Smaug Awakened

The power of the story of the Hobbit lies in the creature Smaug, the dragon who sleeps underneath piles of gold coins and other tokens of wealth. In the movie The Hobbit: The Desolation of Smaug you witness the awakening of a malignant and destructive power, its vindictive anger, and its unleashing to roam the planet with the vulnerable Laketown its first target. At the end of the movie, Bilbo Baggins watches Smaug bearing down on Laketown and moans, “What have we done?”

Now I see Smaug everywhere, ranging from an awakening beast to a monster in full-flame destroying the vulnerable merely for lying in its path. In the New York Times this morning I find the ruins of Smaug’s desolation in Mong La, Myanmar, the victim of “China’s insatiable demand for tiger and leopard parts, beer bile and pangolin’s . . .” (January 24, 2015)

In New York’s Aqueduct Raceway horses are put at risk to fill the race card for the high rollers at Resorts World Casino. “The booming casino’s gambling revenues have inflated the racetrack’s purses, heightening the lure for owners and trainers to put horses at risk.” The fatality rate at Aqueduct has reached four times the national average (7.8 per 1000 horses) as “heedless owners put unproven horses at risk for lucrative purses” (New York Times, January 24, 2015)

In a more subtle loosening of the reins on greed, a three-judge panel of New York’s Appeals court overturned the convictions of Todd Newman and Anthony Chiasson, two hedge-fund managers who were tried together for insider trading in 2012. The ruling is significant, because the judges questioned the criteria for proving that benefits were received by the informants, potentially undermining the convictions of many more other hedge-fund violators. Preet Bharara, the United States attorney in Manhattan is asking the judges to revisit their decision.

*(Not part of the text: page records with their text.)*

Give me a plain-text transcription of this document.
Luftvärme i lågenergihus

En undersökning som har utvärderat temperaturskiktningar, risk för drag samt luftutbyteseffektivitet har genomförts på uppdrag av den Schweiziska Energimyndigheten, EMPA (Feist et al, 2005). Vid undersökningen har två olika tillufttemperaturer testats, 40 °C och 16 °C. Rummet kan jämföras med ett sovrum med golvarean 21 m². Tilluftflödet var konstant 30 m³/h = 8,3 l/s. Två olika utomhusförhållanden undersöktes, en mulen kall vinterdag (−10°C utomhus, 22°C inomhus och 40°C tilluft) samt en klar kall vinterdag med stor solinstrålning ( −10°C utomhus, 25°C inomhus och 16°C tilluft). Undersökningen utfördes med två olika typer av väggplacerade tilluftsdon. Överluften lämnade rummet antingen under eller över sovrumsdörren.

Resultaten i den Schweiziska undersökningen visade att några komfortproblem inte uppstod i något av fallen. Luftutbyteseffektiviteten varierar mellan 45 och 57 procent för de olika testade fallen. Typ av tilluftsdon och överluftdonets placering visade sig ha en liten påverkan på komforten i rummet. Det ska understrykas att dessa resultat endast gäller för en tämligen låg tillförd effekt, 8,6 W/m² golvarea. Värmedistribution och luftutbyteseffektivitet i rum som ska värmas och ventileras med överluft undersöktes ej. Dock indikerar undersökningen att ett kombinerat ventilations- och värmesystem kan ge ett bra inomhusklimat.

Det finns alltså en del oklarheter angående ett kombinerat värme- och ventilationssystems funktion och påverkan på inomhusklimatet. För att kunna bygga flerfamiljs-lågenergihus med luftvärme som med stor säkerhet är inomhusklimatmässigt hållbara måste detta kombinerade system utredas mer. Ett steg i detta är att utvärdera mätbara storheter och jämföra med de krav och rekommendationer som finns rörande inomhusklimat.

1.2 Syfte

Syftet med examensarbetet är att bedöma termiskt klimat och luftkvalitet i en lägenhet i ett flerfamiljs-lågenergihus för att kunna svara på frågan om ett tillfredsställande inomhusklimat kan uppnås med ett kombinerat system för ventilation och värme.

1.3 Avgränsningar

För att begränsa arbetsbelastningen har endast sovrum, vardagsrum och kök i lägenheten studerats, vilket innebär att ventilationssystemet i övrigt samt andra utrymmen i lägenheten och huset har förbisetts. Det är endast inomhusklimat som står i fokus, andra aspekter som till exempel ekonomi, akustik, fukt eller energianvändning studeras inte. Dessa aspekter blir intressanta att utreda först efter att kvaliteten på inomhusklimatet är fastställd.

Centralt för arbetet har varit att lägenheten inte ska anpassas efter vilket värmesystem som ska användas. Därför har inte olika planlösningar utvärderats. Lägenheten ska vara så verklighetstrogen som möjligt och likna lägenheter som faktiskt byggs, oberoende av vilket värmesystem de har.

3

But Wall Street is nothing if not subtle, so the slightest moderating of enforcement against insider trading opens the gates of cascading gold from the hedge-fund managers to informants and back. Greed on Wall Street is the dragon fully alert, ready to plunder at a moment’s notice.

There are differences in exploitation between China and Wall Street, but the message of The Hobbit is that the most explosive greed begins with innocent probing. Bilbo enters the dragon’s lair on an innocent mission to restore a gem to its rightful owners, but once awake, the dragon has no limits. He will destroy his own home belching fire, rather than allow the liberation of a single token of his wealth.

“Greed is good,” avowed Gordon Gekko in Wall Street, another parable of overreach and destruction. Gekko is a caricature, who represents many thousands who are willing to exploit for advantage and he lurks like the dragon in every trader’s heart. Only if we know that innocence can turn to raging greed in an instant, are we prepared to meet the dragon. And the dragon is everywhere.